Fresh Strawberry-Rhubarb
There may be no flavor combination more near and dear to my heart than strawberry and rhubarb. I come from a family of Mainers and pie makers and a childhood home with a rhubarb plant the size of a Volkswagen Beetle. But I’ve never had a strawberry-rhubarb soda. And I really wanted one. I love the combination of jammy, stewed strawberries and rhubarb in pie filling. But when it came to adapting the pair for soda, I knew I wanted fresh, not cooked, flavor.
Unlike citrus peels, lime leaves, and lemon grass, strawberries and rhubarb aren’t loaded with flavor-packed oils that can be extracted into a concentrated syrup through gentle heat. To get the experience of eating a fresh strawberry combined with the brilliant acidity and astringency of raw rhubarb I would need to carbonate their uncooked juice. Rhubarb is easy to juice and I had quick success blending or food processing it into a puree and then straining it through cheesecloth. But try blending and straining strawberries to get their juice and you end up with a pulpy, gelatinous mass that simply refuses to give up its liquid. If you have a centrifuge, you can go the route of the guys over at ChefSteps and rapidly separate out the juice from the pulp. I don’t have a centrifuge (I know I’m not alone here), so I wanted a lower-tech solution to the problem.
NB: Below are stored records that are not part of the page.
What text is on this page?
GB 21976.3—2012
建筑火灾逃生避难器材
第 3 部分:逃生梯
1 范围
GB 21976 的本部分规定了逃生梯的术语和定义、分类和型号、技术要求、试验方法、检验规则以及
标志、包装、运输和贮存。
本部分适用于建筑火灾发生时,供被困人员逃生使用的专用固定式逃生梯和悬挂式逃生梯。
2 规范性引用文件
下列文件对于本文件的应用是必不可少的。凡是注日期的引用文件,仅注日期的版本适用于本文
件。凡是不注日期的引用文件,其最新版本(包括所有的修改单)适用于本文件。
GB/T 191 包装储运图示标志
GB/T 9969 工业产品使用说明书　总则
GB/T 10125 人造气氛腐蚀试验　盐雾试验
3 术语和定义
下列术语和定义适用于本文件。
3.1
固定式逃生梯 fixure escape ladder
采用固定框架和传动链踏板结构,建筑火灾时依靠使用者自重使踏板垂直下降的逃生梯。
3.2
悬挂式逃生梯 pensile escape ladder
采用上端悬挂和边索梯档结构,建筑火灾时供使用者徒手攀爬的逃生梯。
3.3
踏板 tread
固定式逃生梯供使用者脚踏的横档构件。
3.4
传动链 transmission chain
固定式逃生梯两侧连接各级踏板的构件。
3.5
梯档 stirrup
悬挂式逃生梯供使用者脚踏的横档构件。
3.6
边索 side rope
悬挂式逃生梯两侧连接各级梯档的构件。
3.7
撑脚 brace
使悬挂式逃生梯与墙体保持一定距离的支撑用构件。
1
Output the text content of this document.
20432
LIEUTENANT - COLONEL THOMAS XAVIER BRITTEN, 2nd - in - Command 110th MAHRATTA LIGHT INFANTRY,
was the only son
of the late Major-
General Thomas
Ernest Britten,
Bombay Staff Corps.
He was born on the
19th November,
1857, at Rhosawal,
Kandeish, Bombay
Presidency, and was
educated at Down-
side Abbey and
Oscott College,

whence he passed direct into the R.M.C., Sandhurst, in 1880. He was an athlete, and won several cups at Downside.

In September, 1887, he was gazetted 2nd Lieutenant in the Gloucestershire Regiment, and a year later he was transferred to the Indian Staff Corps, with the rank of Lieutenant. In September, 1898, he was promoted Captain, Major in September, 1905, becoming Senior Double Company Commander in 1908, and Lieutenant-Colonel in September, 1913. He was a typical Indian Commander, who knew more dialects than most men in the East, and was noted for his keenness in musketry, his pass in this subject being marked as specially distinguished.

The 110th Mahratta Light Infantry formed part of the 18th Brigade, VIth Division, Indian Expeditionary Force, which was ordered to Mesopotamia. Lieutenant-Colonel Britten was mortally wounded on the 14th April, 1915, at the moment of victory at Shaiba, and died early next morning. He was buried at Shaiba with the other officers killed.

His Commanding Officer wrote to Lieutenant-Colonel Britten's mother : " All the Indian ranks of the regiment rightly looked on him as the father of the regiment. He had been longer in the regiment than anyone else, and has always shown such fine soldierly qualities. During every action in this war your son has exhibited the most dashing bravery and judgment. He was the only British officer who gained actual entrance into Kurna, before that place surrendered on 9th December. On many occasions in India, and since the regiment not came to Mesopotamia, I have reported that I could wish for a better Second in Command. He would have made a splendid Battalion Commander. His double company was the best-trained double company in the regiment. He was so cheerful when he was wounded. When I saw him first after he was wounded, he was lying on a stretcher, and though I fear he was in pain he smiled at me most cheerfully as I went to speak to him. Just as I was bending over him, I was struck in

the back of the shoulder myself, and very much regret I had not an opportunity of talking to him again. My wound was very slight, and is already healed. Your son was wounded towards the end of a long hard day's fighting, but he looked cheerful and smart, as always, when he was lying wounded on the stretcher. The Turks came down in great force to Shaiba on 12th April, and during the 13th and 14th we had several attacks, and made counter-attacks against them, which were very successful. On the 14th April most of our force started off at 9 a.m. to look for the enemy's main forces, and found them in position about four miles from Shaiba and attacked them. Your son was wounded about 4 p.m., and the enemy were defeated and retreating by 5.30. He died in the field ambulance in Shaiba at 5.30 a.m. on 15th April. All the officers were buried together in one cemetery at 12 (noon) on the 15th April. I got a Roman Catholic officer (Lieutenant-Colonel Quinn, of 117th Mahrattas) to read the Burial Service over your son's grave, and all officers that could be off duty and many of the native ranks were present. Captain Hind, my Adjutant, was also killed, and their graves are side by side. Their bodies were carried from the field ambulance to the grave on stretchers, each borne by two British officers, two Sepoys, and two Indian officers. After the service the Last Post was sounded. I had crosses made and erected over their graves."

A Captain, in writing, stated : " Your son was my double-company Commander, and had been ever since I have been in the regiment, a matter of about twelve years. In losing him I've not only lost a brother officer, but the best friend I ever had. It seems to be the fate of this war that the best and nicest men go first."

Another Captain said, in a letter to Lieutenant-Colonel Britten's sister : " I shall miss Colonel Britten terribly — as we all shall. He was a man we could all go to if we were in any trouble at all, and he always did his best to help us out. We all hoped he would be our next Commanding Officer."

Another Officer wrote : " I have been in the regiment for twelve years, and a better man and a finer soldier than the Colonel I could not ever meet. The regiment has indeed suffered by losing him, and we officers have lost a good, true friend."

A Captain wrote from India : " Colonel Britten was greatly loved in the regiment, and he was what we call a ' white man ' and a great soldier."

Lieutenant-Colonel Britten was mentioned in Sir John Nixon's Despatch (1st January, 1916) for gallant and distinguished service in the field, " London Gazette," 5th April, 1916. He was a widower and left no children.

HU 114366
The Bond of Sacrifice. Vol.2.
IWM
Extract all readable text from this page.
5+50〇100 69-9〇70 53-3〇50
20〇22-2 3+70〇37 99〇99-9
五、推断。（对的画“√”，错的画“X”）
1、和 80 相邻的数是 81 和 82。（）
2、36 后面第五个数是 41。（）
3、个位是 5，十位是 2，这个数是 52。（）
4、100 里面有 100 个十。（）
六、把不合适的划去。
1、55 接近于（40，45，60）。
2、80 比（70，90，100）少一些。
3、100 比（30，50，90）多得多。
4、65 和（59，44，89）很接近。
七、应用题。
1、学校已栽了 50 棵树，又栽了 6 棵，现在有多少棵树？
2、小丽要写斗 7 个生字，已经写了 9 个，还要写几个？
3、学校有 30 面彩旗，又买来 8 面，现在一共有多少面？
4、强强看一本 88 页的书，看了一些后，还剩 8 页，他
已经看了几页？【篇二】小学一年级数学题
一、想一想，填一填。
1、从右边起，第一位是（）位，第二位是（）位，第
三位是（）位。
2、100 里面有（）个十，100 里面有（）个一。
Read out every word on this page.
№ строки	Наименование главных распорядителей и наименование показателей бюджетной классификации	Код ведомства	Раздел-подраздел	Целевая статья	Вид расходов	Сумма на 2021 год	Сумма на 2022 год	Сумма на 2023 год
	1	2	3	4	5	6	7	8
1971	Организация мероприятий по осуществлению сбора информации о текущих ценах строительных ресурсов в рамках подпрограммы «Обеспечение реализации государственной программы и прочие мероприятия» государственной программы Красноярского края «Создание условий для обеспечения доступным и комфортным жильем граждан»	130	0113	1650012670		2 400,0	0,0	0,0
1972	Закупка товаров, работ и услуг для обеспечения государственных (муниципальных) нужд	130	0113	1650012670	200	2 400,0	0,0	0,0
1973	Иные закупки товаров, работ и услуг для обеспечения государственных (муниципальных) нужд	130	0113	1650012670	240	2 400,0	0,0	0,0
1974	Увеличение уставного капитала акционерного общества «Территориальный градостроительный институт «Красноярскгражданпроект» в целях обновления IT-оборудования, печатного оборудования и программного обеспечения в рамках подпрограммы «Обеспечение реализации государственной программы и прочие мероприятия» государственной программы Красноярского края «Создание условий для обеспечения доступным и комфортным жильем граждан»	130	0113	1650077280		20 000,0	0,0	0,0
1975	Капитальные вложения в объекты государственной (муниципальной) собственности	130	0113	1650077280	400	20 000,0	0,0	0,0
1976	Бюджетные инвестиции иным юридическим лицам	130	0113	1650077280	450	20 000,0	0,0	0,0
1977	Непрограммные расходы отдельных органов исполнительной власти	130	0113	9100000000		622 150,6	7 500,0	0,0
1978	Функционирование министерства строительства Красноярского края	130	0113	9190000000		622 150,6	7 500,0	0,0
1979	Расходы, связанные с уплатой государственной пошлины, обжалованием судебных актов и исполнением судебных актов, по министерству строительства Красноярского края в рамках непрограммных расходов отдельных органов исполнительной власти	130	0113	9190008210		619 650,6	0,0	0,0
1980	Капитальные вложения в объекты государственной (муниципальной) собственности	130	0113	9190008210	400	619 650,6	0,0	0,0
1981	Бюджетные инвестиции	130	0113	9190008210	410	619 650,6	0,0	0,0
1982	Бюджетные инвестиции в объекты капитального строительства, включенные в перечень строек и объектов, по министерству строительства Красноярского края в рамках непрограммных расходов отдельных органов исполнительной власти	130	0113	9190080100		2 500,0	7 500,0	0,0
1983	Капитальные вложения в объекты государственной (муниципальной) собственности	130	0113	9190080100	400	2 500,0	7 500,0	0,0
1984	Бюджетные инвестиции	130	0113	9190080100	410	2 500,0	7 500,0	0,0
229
I reached out to someone I figured may have already come up with it: Evan Harrison, part owner and bar manager at Mamaleh’s Delicatessen in Cambridge, Massachusetts.
Harrison’s background is behind the bar, but at Mamaleh’s, he’s stepped up to the fountain, so to speak, and created 13 house-made sodas. My favorite is his pineapple lactart (lactart is a natural milk-derived acid that adds a pleasant sourness to sodas, and was marketed for this purpose in the 1880s). The soda is crystal clear with the faintest yellow hue, but it’s absolutely bursting with intense fresh pineapple flavor. I called him up and asked him how he does it. Harrison explained that he combines fresh pineapple with sugar, seals it in a vacuum bag, and stores it in the refrigerator for up to 6 days. Through the power of osmosis, water in the pineapple is drawn out of the fruit and into the sugar-rich syrup in the bag. Then he muddles the mixture by hand before straining off the syrup. In the kitchen we call that maceration, but it’s usually done on a much shorter time scale—letting the fruit and sugar sit together for only 30 to 60 minutes—and with the goal of pulling excess liquid from the fruit, not infusing the fruit flavor into the liquid. But it made sense. Infusion doesn’t only happen when heat is applied, it just happens faster with heat. (Think about the brewing time difference for cold-brewed and hot-brewed coffee.) Leaving the exuded juice in contact with the fruit for an extended period of time allowed it to pick up lots of fresh flavor.
I tried it with my strawberries. I tossed a pound of sliced berries with some sugar, popped them in a zipper-lock bag, and let them macerate for different lengths of time, from 30 minutes (at room temperature) to up to 4 days (in the fridge). The same-day batches had weak flavor, but after 12 hours the syrups were delicious. All I had to do then was strain the syrup through cheesecloth (and reserve the nice macerated berries for topping yogurt or oatmeal), combine it with my rhubarb juice, and carbonate. There was no need for lactart (or citric, malic, or tartaric acid, for that matter) because rhubarb is packed with its own bright acidity.